Pour cela, Vinci s'appuie sur une loi de 2013 modifiant le code de la route (article R330-2) l'autorisant à identifier les auteurs d'infraction. Ainsi, certains salariés sont assermentés pour avoir accès au SIV et demander par la suite les poursuites pénales. Quand on "force" un péage, on risque une amende de 2e classe soit 35 euros (minorée à 22 euros si paiement dans les 15 jours). Cette disposition concerne, théoriquement, les vrais fraudeurs, ceux qui collent le véhicule de devant pour passer la barrière.

Erreur de communication, un cas d'école

Mais, ici, la plupart des gens sont passés "de bonne foi" (ou avec un peu d'opportunisme). Magnanime, Vinci indiquait ne pas vouloir lancer de poursuite pour ces gens, mais simplement récupérer le montant du péage. Tollé général, dans le public comme sur les bancs de l'assemblée nationale. Vinci aura beau arguer qu'ils ont fait cela suite à la demande d'automobilistes responsables les ayant contacté pour savoir comment se mettre en règle, personne ne croit à leur carabistouilles.

En "off", il se dit surtout que ce sont des automobilistes avec le badge de péage, qui ont donc été débités pour leur passage qui ont porté réclamation auprès de Vinci (entre autres), trouvant anormal d'avoir payé quand les autres ont pu passer "gratis". Et surtout d'avoir dû payer pour un service non rendu.

Hier, 18/12, rétropédalage en règle de la part de Vinci qui tente un saupoudrage de poudre de perlimpinpin pour endormir les foules. Mais, c'est trop tard, la machine médiatique est lancée. Un "bad buzz" comme on dit pour faire branchouille. Déjà, plusieurs avocats et spécialistes du droit ont pointé du doigt l'idiotie de Vinci de vouloir accéder au SIV (système d'immatriculation des véhicules) sans déclencher de plainte. C'est contraire à la loi selon eux. De plus, le service n'étant pas assuré, il serait "facile" selon ces mêmes conseillers de justifier d'un péage gratuit ou pour le moins fortement réduit.

Pas rentable

En outre, pour réclamer le paiement du péage (10 ou 20 euros maximum), Vinci va devoir débourser beaucoup d'argent. Surtout si les impétrants font la sourde oreille comme leur conseillent les avocats. A ce moment, Vinci devra passer par un recommandé, augmentant un peu plus la facture. Récupérer les quelques péages non perçus va donc leur coûter plus cher que ce que cela rapportera. Et niveau image, c'est bon, Vinci qui n'avait déjà pas une super image auprès du public vient d'enfoncer le minimum possible en terme de popularité.

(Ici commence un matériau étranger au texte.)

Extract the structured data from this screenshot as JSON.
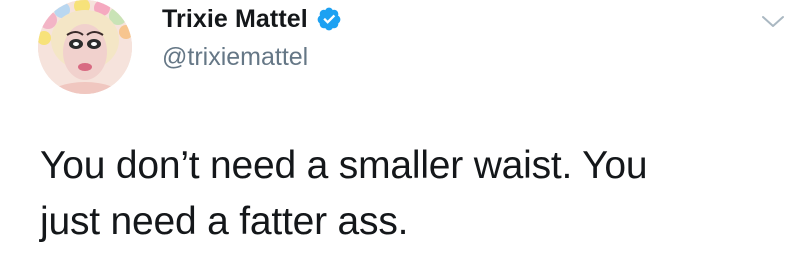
{
  "author": {
    "display_name": "Trixie Mattel",
    "handle": "@trixiemattel",
    "verified": true,
    "avatar_icon": "profile-photo"
  },
  "tweet": {
    "lines": [
      "You don’t need a smaller waist. You",
      "just need a fatter ass."
    ]
  },
  "icons": {
    "verified": "verified-badge-icon",
    "caret": "chevron-down-icon"
  },
  "colors": {
    "verified_blue": "#1da1f2",
    "handle_gray": "#657786",
    "text": "#14171a",
    "caret_gray": "#aab8c2"
  }
}
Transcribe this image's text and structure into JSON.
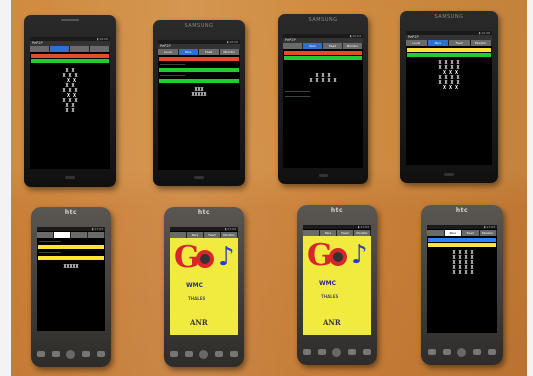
{
  "scene": "eight-phones-on-table",
  "top_row": {
    "phones": [
      {
        "brand": "",
        "app_title": "PeP2P",
        "tabs": [
          "",
          "",
          "",
          ""
        ],
        "grid": "X X\nX X X\n X X\nX X\nX X X\n X X\nX X X\nX X\nX X"
      },
      {
        "brand": "SAMSUNG",
        "app_title": "PeP2P",
        "tabs": [
          "Local",
          "Pers",
          "Feed",
          "Monitor"
        ],
        "grid": "XXX\nXXXXX"
      },
      {
        "brand": "SAMSUNG",
        "app_title": "PeP2P",
        "tabs": [
          "",
          "Pers",
          "Feed",
          "Monitor"
        ],
        "grid": "X X X\nX X X X X"
      },
      {
        "brand": "SAMSUNG",
        "app_title": "PeP2P",
        "tabs": [
          "Local",
          "Pers",
          "Feed",
          "Monitor"
        ],
        "grid": "X X X X\nX X X X\n X X X\nX X X X\nX X X X\n X X X"
      }
    ]
  },
  "bottom_row": {
    "phones": [
      {
        "brand": "htc",
        "grid": "XXXXX"
      },
      {
        "brand": "htc",
        "tabs": [
          "",
          "Pers",
          "Feed",
          "Monitor"
        ],
        "splash": {
          "logo_text": "GOS",
          "partners": [
            "WMC",
            "THALES",
            "ANR"
          ]
        }
      },
      {
        "brand": "htc",
        "tabs": [
          "",
          "Pers",
          "Feed",
          "Monitor"
        ],
        "splash": {
          "logo_text": "GOS",
          "partners": [
            "WMC",
            "THALES",
            "ANR"
          ]
        }
      },
      {
        "brand": "htc",
        "tabs": [
          "",
          "Pers",
          "Feed",
          "Monitor"
        ],
        "grid": "X X X X\nX X X X\nX X X X\nX X X X\nX X X X"
      }
    ]
  },
  "colors": {
    "table": "#c47d34",
    "tab_active": "#2f6fd0",
    "green_bar": "#1fcc33",
    "red_bar": "#e84a2a",
    "yellow_bar": "#ffe23a",
    "splash_bg": "#f1ea3f"
  }
}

"Pouce pouce ! On dirait qu'on avait rien dit" dit en substance Vinci. Dans un communiqué officiel, la société déclare que l'on a mal compris. Revoilà l'excuse du "vous êtes trop BIIIIP pour comprendre" que l'on entend un peu trop souvent en ce moment. Il n'empêche, même des députés de la majorité, même le gouvernement trouvaient Vinci très (trop) gonflé de réclamer son dû. Légalement, chez Vinci, ils étaient sans doute en droit de le faire. Après tout, ce n'est pas parce qu'un magasin a été vandalisé qu'on a le droit de se servir. Mais, moralement et légitimement c'est autre chose.

Vinci aurait sans doute dû faire le dos rond

Surtout, Vinci s'est peint une cible sur son front (virtuel). Dans la nuit du 18 au 19 décembre, "Un bâtiment de Vinci à Bessan (Hérault), à 20 km à l'Est de Béziers, a été incendié (...), a-t-on appris auprès des pompiers. Des gilets jaunes ont revendiqué cette action auprès d'un correspondant de l'AFP. Ce bâtiment, situé au niveau du péage et qui servait de local technique et de réfectoire, avait déjà été incendié au cours du week-end".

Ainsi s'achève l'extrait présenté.